Question:

I started trading a little over a month ago. Before starting, I read as much as I could to learn all that I could. Reading charts seem to make sense. But, and this is a big BUT, everything I do, by the book, seems to work in the opposite direction. When I see a trend and my technical indicators are telling me to “GET IN,” the moment I place the order everything changes for the worse. Sound familiar? What tips can you give me?

Ribas from Newbieville

Answer:

Ribas, yes, this sounds TOO familiar, and it is disheartening because so many new traders expect consistent success way too early in their “career.” If you were to ask any seasoned trader, he or she would tell you they suffered mightily when learning to trade. This is just how it works. You will always lose, the question is: Can you learn enough about trading and yourself to win more than you lose?

Tips For A Beginner

1. Once you know what you are doing (really know), paper trade for a bit. Keep in mind, the results you achieve as a paper trader will not be the same results you achieve when you are actually putting money on the line. Putting real money down is an emotional act, and it changes your thinking.
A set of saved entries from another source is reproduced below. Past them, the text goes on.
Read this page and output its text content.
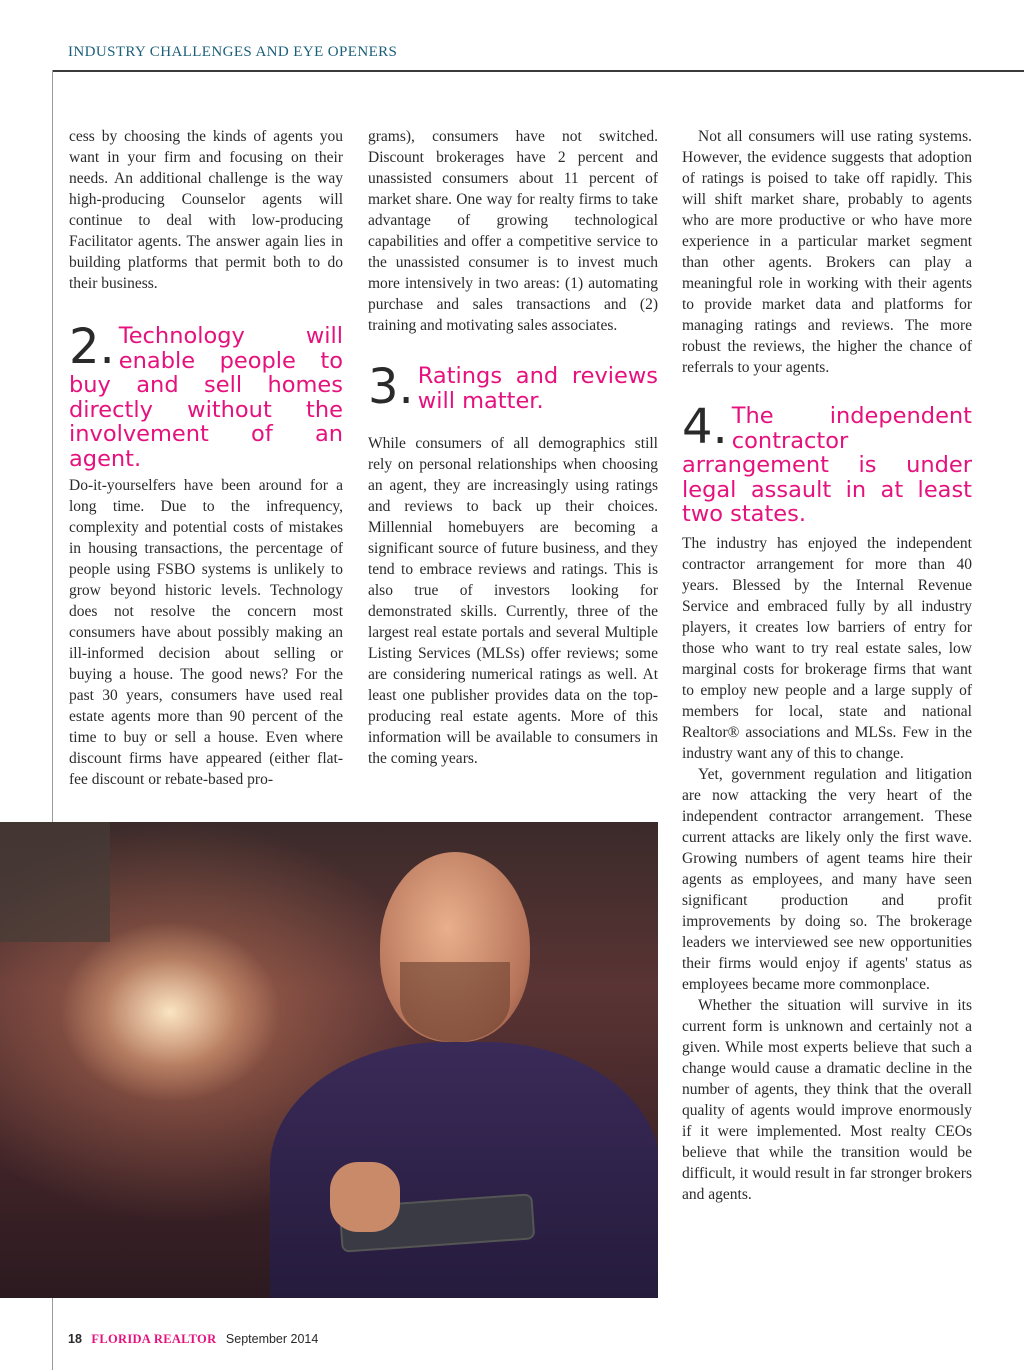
INDUSTRY CHALLENGES AND EYE OPENERS

cess by choosing the kinds of agents you want in your firm and focusing on their needs. An additional challenge is the way high-producing Counselor agents will continue to deal with low-producing Facilitator agents. The answer again lies in building platforms that permit both to do their business.

2. Technology will enable people to buy and sell homes directly without the involvement of an agent.

Do-it-yourselfers have been around for a long time. Due to the infrequency, complexity and potential costs of mistakes in housing transactions, the percentage of people using FSBO systems is unlikely to grow beyond historic levels. Technology does not resolve the concern most consumers have about possibly making an ill-informed decision about selling or buying a house. The good news? For the past 30 years, consumers have used real estate agents more than 90 percent of the time to buy or sell a house. Even where discount firms have appeared (either flat-fee discount or rebate-based pro-

grams), consumers have not switched. Discount brokerages have 2 percent and unassisted consumers about 11 percent of market share. One way for realty firms to take advantage of growing technological capabilities and offer a competitive service to the unassisted consumer is to invest much more intensively in two areas: (1) automating purchase and sales transactions and (2) training and motivating sales associates.

3. Ratings and reviews will matter.

While consumers of all demographics still rely on personal relationships when choosing an agent, they are increasingly using ratings and reviews to back up their choices. Millennial homebuyers are becoming a significant source of future business, and they tend to embrace reviews and ratings. This is also true of investors looking for demonstrated skills. Currently, three of the largest real estate portals and several Multiple Listing Services (MLSs) offer reviews; some are considering numerical ratings as well. At least one publisher provides data on the top-producing real estate agents. More of this information will be available to consumers in the coming years.

Not all consumers will use rating systems. However, the evidence suggests that adoption of ratings is poised to take off rapidly. This will shift market share, probably to agents who are more productive or who have more experience in a particular market segment than other agents. Brokers can play a meaningful role in working with their agents to provide market data and platforms for managing ratings and reviews. The more robust the reviews, the higher the chance of referrals to your agents.

4. The independent contractor arrangement is under legal assault in at least two states.

The industry has enjoyed the independent contractor arrangement for more than 40 years. Blessed by the Internal Revenue Service and embraced fully by all industry players, it creates low barriers of entry for those who want to try real estate sales, low marginal costs for brokerage firms that want to employ new people and a large supply of members for local, state and national Realtor® associations and MLSs. Few in the industry want any of this to change.

Yet, government regulation and litigation are now attacking the very heart of the independent contractor arrangement. These current attacks are likely only the first wave. Growing numbers of agent teams hire their agents as employees, and many have seen significant production and profit improvements by doing so. The brokerage leaders we interviewed see new opportunities their firms would enjoy if agents' status as employees became more commonplace.

Whether the situation will survive in its current form is unknown and certainly not a given. While most experts believe that such a change would cause a dramatic decline in the number of agents, they think that the overall quality of agents would improve enormously if it were implemented. Most realty CEOs believe that while the transition would be difficult, it would result in far stronger brokers and agents.

18 FLORIDA REALTOR September 2014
2. Keep reading and learning, and when you feel ready, make small-dollar trades. Make a lot of small-dollar trades. Get used to putting your real money down and study what happens in your trades.

3. As you achieve some success, reduce the number of trades you make and start focusing on one or two larger dollar trades. Really study what happens now with the mechanics of your trades. Look closely at your emotional/mental mindset.

4. Make notes of your mechanical and emotional/mental errors. Fix them, or retire from trading.

5. Remember, when you feel “the market” is always turning against you, this I an emotional response to your failure. Markets are mindless entities without one iota of concern for you or about you.

6. More than technical patterns or economic fundamentals drive market behavior. Markets represent the collective will of masses of people putting their money here and there expecting, hoping for, or manipulating a desired outcome. Action and reaction to actual and perceived events often move markets in a direction different from what you logically, technically, or fundamentally would think.

7. Most important, successful trading is more about you and your action/reaction to the market than it is about the market itself.

Start with these tips and when you achieve some success, write me again and I will take you deeper into the art of trading.